The analytics tool required significant adaptation from both the supplier and its adopters. It was necessary to customize the performance indicators and to integrate the technology with existing data systems (D2). Thus, the supplier and the adopters modified and co-developed over time specific features of the tool. This complex adaptation process ultimately resulted in a simpler and more practical technology that produced timely and reliable data (D2). The high desirability of the technology (D3) also contributed to make the technology a good fit for the adopters, i.e. the possibility the technology offered to support QI based on reliable data.
The relative simplicity of the adopter system, as limited changes were needed to staff roles and routines (D4), combined with several organizational factors, reduced the uncertainty associated with the new technology. The QI programme was limited to the obstetric unit where the multi-disciplinary QI teams were already in place and were led by a motivated leader (D5). All this contributed to a successful initial adoption. However, an observation was made that staff not involved in QI were not fully aware of the technology.

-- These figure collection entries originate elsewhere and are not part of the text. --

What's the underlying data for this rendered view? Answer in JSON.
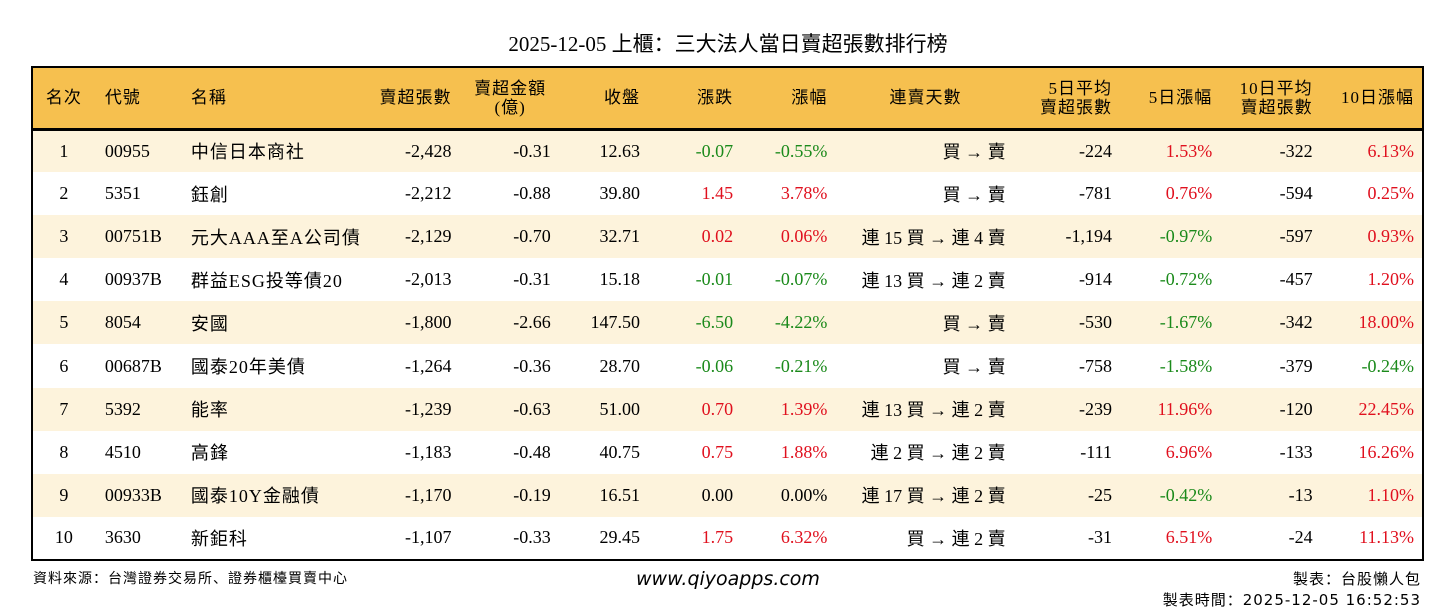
{
  "title": "2025-12-05 上櫃：三大法人當日賣超張數排行榜",
  "colors": {
    "header_bg": "#f6c04f",
    "stripe": "#fdf3dc",
    "up": "#e0101e",
    "down": "#1b8a1b"
  },
  "headers": [
    "名次",
    "代號",
    "名稱",
    "賣超張數",
    "賣超金額\n(億)",
    "收盤",
    "漲跌",
    "漲幅",
    "連賣天數",
    "5日平均\n賣超張數",
    "5日漲幅",
    "10日平均\n賣超張數",
    "10日漲幅"
  ],
  "rows": [
    {
      "rank": "1",
      "code": "00955",
      "name": "中信日本商社",
      "net": "-2,428",
      "amt": "-0.31",
      "close": "12.63",
      "chg": "-0.07",
      "pct": "-0.55%",
      "streak": "買 → 賣",
      "avg5": "-224",
      "pct5": "1.53%",
      "avg10": "-322",
      "pct10": "6.13%"
    },
    {
      "rank": "2",
      "code": "5351",
      "name": "鈺創",
      "net": "-2,212",
      "amt": "-0.88",
      "close": "39.80",
      "chg": "1.45",
      "pct": "3.78%",
      "streak": "買 → 賣",
      "avg5": "-781",
      "pct5": "0.76%",
      "avg10": "-594",
      "pct10": "0.25%"
    },
    {
      "rank": "3",
      "code": "00751B",
      "name": "元大AAA至A公司債",
      "net": "-2,129",
      "amt": "-0.70",
      "close": "32.71",
      "chg": "0.02",
      "pct": "0.06%",
      "streak": "連 15 買 → 連 4 賣",
      "avg5": "-1,194",
      "pct5": "-0.97%",
      "avg10": "-597",
      "pct10": "0.93%"
    },
    {
      "rank": "4",
      "code": "00937B",
      "name": "群益ESG投等債20",
      "net": "-2,013",
      "amt": "-0.31",
      "close": "15.18",
      "chg": "-0.01",
      "pct": "-0.07%",
      "streak": "連 13 買 → 連 2 賣",
      "avg5": "-914",
      "pct5": "-0.72%",
      "avg10": "-457",
      "pct10": "1.20%"
    },
    {
      "rank": "5",
      "code": "8054",
      "name": "安國",
      "net": "-1,800",
      "amt": "-2.66",
      "close": "147.50",
      "chg": "-6.50",
      "pct": "-4.22%",
      "streak": "買 → 賣",
      "avg5": "-530",
      "pct5": "-1.67%",
      "avg10": "-342",
      "pct10": "18.00%"
    },
    {
      "rank": "6",
      "code": "00687B",
      "name": "國泰20年美債",
      "net": "-1,264",
      "amt": "-0.36",
      "close": "28.70",
      "chg": "-0.06",
      "pct": "-0.21%",
      "streak": "買 → 賣",
      "avg5": "-758",
      "pct5": "-1.58%",
      "avg10": "-379",
      "pct10": "-0.24%"
    },
    {
      "rank": "7",
      "code": "5392",
      "name": "能率",
      "net": "-1,239",
      "amt": "-0.63",
      "close": "51.00",
      "chg": "0.70",
      "pct": "1.39%",
      "streak": "連 13 買 → 連 2 賣",
      "avg5": "-239",
      "pct5": "11.96%",
      "avg10": "-120",
      "pct10": "22.45%"
    },
    {
      "rank": "8",
      "code": "4510",
      "name": "高鋒",
      "net": "-1,183",
      "amt": "-0.48",
      "close": "40.75",
      "chg": "0.75",
      "pct": "1.88%",
      "streak": "連 2 買 → 連 2 賣",
      "avg5": "-111",
      "pct5": "6.96%",
      "avg10": "-133",
      "pct10": "16.26%"
    },
    {
      "rank": "9",
      "code": "00933B",
      "name": "國泰10Y金融債",
      "net": "-1,170",
      "amt": "-0.19",
      "close": "16.51",
      "chg": "0.00",
      "pct": "0.00%",
      "streak": "連 17 買 → 連 2 賣",
      "avg5": "-25",
      "pct5": "-0.42%",
      "avg10": "-13",
      "pct10": "1.10%"
    },
    {
      "rank": "10",
      "code": "3630",
      "name": "新鉅科",
      "net": "-1,107",
      "amt": "-0.33",
      "close": "29.45",
      "chg": "1.75",
      "pct": "6.32%",
      "streak": "買 → 連 2 賣",
      "avg5": "-31",
      "pct5": "6.51%",
      "avg10": "-24",
      "pct10": "11.13%"
    }
  ],
  "footer": {
    "source": "資料來源：台灣證券交易所、證券櫃檯買賣中心",
    "website": "www.qiyoapps.com",
    "maker": "製表：台股懶人包",
    "time": "製表時間：2025-12-05 16:52:53"
  }
}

As far as the wider system (D6) limited insights were gained from the interviews. The hospital-wide VBHC initiative, however, seemed beneficial since it linked to the QI programme. Our previous knowledge of this area suggests that other important factors in the wider system may have facilitated the local adoption process. The national, cross-regional benchmarking initiative, Sveus, which dealt with a number of challenges related to data collection, informatics, methodology, and legal issues, had smoothed the technology adoption path for the QI programme. Moreover, previous work by Sveus had helped to legitimize the selection and definition of relevant birth care indicators. This can be argued to have reduced the complexity of the adoption.